Jablonowski’s time at Boulder has focused her research and helped her figure out where she can make a contribution. She is looking forward to starting a new position as assistant professor at the University of Michigan next September.
For David Baker, a former ASP fellow who has gone on to become a Visiting Scientist at NCAR, the program provided key career-survival skills. For him, the flexibility of collaborating with different research teams prepared him for many aspects of his work, but especially for grant writing and the world of competitive funding. While in the final months of his postdoc, Baker wrote a proposal that was funded by the National Oceanic and Atmospheric Administration (NOAA). Three years later, that grant continues to support him in his current position, from which he develops software to model global carbon cycles. “Without such collaborative projects to work on, I think it would have been quite difficult to proceed to the next step of developing an on-going research program,” he says. Although he is still looking for a tenure-track position, he has seen many of his postdoc colleagues go on to permanent jobs, including jobs at NCAR.

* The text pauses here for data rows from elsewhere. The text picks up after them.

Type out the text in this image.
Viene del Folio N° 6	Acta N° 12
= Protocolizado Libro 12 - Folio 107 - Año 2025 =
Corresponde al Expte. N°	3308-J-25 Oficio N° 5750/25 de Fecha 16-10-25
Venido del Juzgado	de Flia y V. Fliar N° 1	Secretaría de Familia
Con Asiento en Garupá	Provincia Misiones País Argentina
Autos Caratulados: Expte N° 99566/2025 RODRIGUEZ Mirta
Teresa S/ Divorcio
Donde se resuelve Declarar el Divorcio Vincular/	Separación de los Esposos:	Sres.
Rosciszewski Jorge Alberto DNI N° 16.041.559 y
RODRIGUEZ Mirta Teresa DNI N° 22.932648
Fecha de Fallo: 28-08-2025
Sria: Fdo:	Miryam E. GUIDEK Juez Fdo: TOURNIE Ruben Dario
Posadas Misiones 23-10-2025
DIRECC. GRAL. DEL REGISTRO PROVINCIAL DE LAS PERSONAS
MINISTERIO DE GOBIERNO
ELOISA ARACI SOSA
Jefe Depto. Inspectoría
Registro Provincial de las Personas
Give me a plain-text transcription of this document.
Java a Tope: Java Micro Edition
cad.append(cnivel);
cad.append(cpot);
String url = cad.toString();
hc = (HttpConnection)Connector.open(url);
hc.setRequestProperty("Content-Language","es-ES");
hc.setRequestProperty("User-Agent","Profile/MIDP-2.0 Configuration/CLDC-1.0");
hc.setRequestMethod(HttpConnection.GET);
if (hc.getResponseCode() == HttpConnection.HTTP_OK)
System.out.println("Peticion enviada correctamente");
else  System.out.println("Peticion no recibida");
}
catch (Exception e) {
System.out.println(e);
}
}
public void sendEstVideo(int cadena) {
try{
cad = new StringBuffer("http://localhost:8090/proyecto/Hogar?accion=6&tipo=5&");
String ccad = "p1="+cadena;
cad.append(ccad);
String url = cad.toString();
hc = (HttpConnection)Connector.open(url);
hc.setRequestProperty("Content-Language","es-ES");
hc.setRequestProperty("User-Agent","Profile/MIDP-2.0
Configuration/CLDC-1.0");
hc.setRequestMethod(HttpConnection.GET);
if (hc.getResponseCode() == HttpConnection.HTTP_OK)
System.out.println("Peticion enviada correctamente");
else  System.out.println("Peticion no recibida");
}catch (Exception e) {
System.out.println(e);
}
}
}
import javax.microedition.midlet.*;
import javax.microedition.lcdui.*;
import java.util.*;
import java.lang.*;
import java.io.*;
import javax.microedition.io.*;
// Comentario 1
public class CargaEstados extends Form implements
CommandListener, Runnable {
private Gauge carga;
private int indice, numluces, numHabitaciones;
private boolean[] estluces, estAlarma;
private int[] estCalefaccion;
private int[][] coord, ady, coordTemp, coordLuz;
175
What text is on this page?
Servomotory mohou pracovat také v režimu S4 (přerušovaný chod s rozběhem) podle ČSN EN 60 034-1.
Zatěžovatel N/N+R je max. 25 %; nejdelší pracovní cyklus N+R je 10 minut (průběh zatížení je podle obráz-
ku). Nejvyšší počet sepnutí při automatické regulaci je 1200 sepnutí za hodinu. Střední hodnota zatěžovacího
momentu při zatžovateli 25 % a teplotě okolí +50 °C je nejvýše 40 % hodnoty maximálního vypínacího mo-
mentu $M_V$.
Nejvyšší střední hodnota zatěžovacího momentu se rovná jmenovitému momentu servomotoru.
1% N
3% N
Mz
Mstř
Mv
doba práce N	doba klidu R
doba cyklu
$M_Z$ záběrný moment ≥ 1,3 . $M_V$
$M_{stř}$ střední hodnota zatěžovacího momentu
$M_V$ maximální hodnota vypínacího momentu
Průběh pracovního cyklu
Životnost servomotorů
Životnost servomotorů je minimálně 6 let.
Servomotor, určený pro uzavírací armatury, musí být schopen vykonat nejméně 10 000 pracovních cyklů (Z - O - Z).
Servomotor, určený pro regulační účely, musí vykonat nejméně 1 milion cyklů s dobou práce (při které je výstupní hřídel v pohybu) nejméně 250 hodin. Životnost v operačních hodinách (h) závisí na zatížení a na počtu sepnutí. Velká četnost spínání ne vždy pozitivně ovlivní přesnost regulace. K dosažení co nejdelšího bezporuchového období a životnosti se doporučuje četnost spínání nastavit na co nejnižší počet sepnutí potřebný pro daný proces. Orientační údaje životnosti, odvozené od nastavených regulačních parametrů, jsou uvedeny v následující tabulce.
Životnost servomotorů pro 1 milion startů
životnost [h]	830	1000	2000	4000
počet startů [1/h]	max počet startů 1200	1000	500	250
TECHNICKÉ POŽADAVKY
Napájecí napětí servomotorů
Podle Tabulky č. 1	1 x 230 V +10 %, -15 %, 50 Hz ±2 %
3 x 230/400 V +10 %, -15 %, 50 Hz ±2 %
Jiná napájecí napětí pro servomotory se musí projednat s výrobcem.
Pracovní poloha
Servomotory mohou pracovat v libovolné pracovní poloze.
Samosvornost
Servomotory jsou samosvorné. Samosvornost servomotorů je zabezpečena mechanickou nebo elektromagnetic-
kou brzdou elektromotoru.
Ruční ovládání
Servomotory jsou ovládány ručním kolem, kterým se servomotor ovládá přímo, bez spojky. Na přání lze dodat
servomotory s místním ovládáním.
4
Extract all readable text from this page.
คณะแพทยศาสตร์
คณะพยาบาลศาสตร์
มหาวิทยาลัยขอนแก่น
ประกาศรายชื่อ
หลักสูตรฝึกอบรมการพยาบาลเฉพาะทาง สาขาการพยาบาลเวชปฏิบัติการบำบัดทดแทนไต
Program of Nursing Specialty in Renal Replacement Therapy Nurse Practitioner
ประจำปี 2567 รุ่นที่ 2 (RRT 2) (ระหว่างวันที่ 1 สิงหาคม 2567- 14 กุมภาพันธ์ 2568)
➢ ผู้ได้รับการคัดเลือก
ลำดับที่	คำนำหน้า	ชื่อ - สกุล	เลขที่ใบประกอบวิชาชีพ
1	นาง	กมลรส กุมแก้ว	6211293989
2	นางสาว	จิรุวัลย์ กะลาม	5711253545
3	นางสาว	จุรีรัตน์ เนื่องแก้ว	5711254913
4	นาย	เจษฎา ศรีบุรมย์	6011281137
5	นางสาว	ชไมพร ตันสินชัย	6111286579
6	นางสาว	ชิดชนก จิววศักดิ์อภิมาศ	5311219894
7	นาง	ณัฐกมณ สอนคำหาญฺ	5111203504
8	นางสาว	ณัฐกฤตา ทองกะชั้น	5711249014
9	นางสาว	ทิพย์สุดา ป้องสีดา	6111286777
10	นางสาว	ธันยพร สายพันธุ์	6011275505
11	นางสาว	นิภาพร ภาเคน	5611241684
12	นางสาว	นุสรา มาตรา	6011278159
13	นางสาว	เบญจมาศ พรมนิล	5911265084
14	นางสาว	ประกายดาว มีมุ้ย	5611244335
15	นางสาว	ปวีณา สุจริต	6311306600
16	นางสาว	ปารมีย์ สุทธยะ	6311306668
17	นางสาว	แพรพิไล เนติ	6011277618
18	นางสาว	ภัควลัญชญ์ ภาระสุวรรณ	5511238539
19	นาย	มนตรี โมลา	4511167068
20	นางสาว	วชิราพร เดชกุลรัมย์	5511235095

What’s his advice for others looking for a career at NCAR? Be realistic in planning research projects and choose something that can be published quickly. “Our advancement really is dictated by our publication record, and, as this often ends up being as much a matter of quantity as quality, it really is important to break one's research up into nicely publishable bits.” Be aware of all the sub-fields NCAR has specialized in and where they are getting constant funding. (Both Killeen and Hagan pointed to solar physics and space weather as up-and-coming fields.) Otherwise, he says, chances of being hired to a tenure-track position are likely to be slim.
Base funding for NCAR--from NSF --is $80 million per year, but is augmented by NOAA, the National Aeronautics and Space Administration, the Environmental Protection Agency, and the Federal Aviation Administration, so that NCAR's funding reaches $120 million annually. Federal support for NCAR has declined in 2004 by 2%, but this decline has been offset by growth in other funding areas and is expected to do the same in 2006. “Each year we do a detailed priority-driven budget analysis and tune the program accordingly, always paying close attention to the NSF merit review criteria and our basic mission,” Killeen says, “So, while the upward curve has flattened, it has not turned downward.”
Killeen does admit that there is a perceptible decline in government work in atmospheric sciences in the last few years, but he sees more and more job opportunities beginning to appear in academia and the private sector. Still, plenty of good opportunities remain at NCAR and other government facilities and--given the importance of this science to humanity--opportunities are likely to remain at least stable in the coming years.
“I think that this makes it at least as important as the life sciences; it’s interdisciplinary, it’s challenging, and it’s global in scope and nature,” he says. “We are on the leading edge of something that’s going to grow in importance in this century.”